Statistical modeling has suggested that the prevalence of false matches in data matching declines as the events become rarer or the number of matches increases. We examined the effect of case rate and coinfection rate in the population on the positive predictive value (PPV) of a matching algorithm for HIV/AIDS and sexually transmitted disease (STD) surveillance registry data.
We used LinkPlus™, a probabilistic data-matching program, to match HIV/AIDS cases diagnosed in New York City (NYC) from 1981 to March 31, 2012, and reported to the NYC HIV/AIDS surveillance registry against syphilis and chlamydia cases diagnosed in NYC from January 1 to June 30, 2010, and reported to the NYC STD registry. Match results were manually reviewed to determine true matches.

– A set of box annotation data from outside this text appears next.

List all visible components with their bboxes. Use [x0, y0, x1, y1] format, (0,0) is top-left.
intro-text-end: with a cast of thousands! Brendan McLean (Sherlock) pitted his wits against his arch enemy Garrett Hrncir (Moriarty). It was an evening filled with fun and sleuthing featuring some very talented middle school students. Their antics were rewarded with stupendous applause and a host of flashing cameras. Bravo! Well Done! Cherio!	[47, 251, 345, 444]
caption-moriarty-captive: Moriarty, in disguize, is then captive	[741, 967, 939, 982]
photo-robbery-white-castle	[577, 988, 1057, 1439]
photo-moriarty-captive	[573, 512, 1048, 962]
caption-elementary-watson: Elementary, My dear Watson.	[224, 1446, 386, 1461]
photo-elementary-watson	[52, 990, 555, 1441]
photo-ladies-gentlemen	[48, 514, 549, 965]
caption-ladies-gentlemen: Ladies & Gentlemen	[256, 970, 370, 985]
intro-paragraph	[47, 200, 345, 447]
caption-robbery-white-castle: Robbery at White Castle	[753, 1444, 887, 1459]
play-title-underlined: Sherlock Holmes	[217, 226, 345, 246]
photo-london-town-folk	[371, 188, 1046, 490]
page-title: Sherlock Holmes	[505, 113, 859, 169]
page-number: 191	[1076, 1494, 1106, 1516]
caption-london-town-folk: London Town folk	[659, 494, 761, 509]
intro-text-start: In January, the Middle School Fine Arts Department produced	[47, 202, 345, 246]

With an agreement/disagreement comparison score cutoff value of 10.0, LinkPlus identified 3,013 matches, of which 1,582 were determined to be true by manual review. PPV varied greatly in subpopulations with different case rates and coinfection rates. PPV was the highest (91.6%) in male syphilis cases, who had a relatively low case rate but a high HIV coinfection rate, and lowest (18.0%) in female chlamydia cases, who had a high case rate but a low HIV coinfection rate. When the cutoff value was increased to 15.0, PPVs in male syphilis and female chlamydia cases increased to 98.3% and 90.5%, respectively.

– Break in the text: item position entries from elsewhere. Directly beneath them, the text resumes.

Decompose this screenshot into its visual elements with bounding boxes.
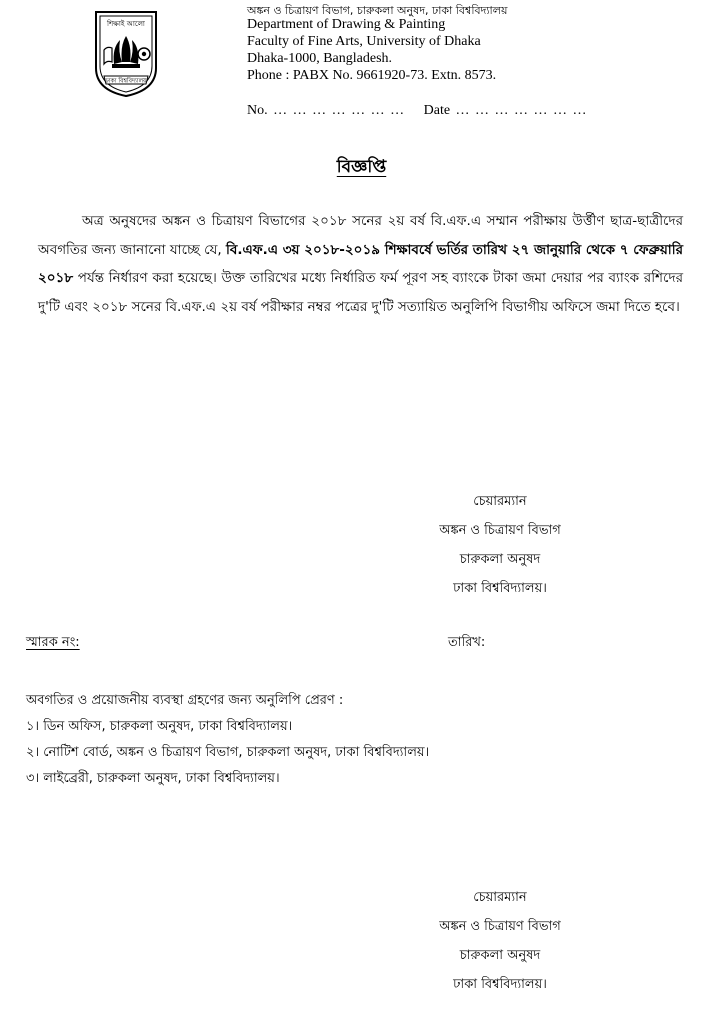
signature-faculty: চারুকলা অনুষদ	[459, 948, 541, 963]
copy-distribution	[26, 688, 429, 792]
copy-item: ১। ডিন অফিস, চারুকলা অনুষদ, ঢাকা বিশ্ববিদ্যালয়।	[26, 719, 293, 734]
letterhead-department: Department of Drawing & Painting	[247, 17, 446, 32]
letterhead-faculty: Faculty of Fine Arts, University of Dhaka	[247, 34, 481, 49]
body-text-bold: বি.এফ.এ ৩য় ২০১৮-২০১৯ শিক্ষাবর্ষে ভর্তির তারিখ ২৭ জানুয়ারি থেকে ৭ ফেব্রুয়ারি ২০১৮	[38, 241, 683, 286]
signature-title: চেয়ারম্যান	[473, 890, 527, 905]
signature-title: চেয়ারম্যান	[473, 494, 527, 509]
letterhead-phone: Phone : PABX No. 9661920-73. Extn. 8573.	[247, 68, 497, 83]
notice-body	[38, 207, 683, 321]
eye-emblem-icon	[138, 48, 150, 60]
university-logo	[92, 6, 160, 98]
book-icon	[104, 47, 112, 64]
memo-number-label: স্মারক নং:	[26, 635, 80, 650]
logo-university-name: ঢাকা বিশ্ববিদ্যালয়	[105, 77, 147, 85]
copy-item: ৩। লাইব্রেরী, চারুকলা অনুষদ, ঢাকা বিশ্ববিদ্যালয়।	[26, 771, 280, 786]
reference-line	[247, 103, 587, 119]
copy-intro: অবগতির ও প্রয়োজনীয় ব্যবস্থা গ্রহণের জন্য অনুলিপি প্রেরণ :	[26, 693, 344, 708]
copy-item: ২। নোটিশ বোর্ড, অঙ্কন ও চিত্রায়ণ বিভাগ, চারুকলা অনুষদ, ঢাকা বিশ্ববিদ্যালয়।	[26, 745, 430, 760]
signature-block-bottom	[380, 883, 620, 999]
signature-university: ঢাকা বিশ্ববিদ্যালয়।	[453, 977, 547, 992]
signature-faculty: চারুকলা অনুষদ	[459, 552, 541, 567]
memo-date-label: তারিখ:	[448, 635, 486, 650]
signature-department: অঙ্কন ও চিত্রায়ণ বিভাগ	[439, 523, 561, 538]
logo-motto: শিক্ষাই আলো	[107, 20, 145, 28]
signature-department: অঙ্কন ও চিত্রায়ণ বিভাগ	[439, 919, 561, 934]
notice-title: বিজ্ঞপ্তি	[336, 157, 387, 177]
body-text-part2: পর্যন্ত নির্ধারণ করা হয়েছে। উক্ত তারিখের মধ্যে নির্ধারিত ফর্ম পূরণ সহ ব্যাংকে টাকা জমা দেয়ার পর ব্যাংক রশিদের দু'টি এবং ২০১৮ সনের বি.এফ.এ ২য় বর্ষ পরীক্ষার নম্বর পত্রের দু'টি সত্যায়িত অনুলিপি বিভাগীয় অফিসে জমা দিতে হবে।	[38, 270, 683, 315]
reference-date-label: Date … … … … … … …	[423, 103, 587, 118]
reference-no-label: No. … … … … … … …	[247, 103, 405, 118]
body-text-part1: অত্র অনুষদের অঙ্কন ও চিত্রায়ণ বিভাগের ২০১৮ সনের ২য় বর্ষ বি.এফ.এ সম্মান পরীক্ষায় উর্ত্তীণ ছাত্র-ছাত্রীদের অবগতির জন্য জানানো যাচ্ছে যে,	[38, 213, 683, 258]
letterhead-address: Dhaka-1000, Bangladesh.	[247, 51, 393, 66]
letterhead-bangla-line: অঙ্কন ও চিত্রায়ণ বিভাগ, চারুকলা অনুষদ, ঢাকা বিশ্ববিদ্যালয়	[247, 4, 508, 17]
signature-block-top	[380, 487, 620, 603]
signature-university: ঢাকা বিশ্ববিদ্যালয়।	[453, 581, 547, 596]
lotus-icon	[112, 36, 140, 68]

Case rates and coinfection rates have a significant effect on the PPV of a registry data-matching algorithm: PPV decreases as the case rate increases and coinfection rate decreases. Before conducting registry data matching, program staff should assess the case rate and coinfection rate of the population included in the data matching and select an appropriate matching algorithm.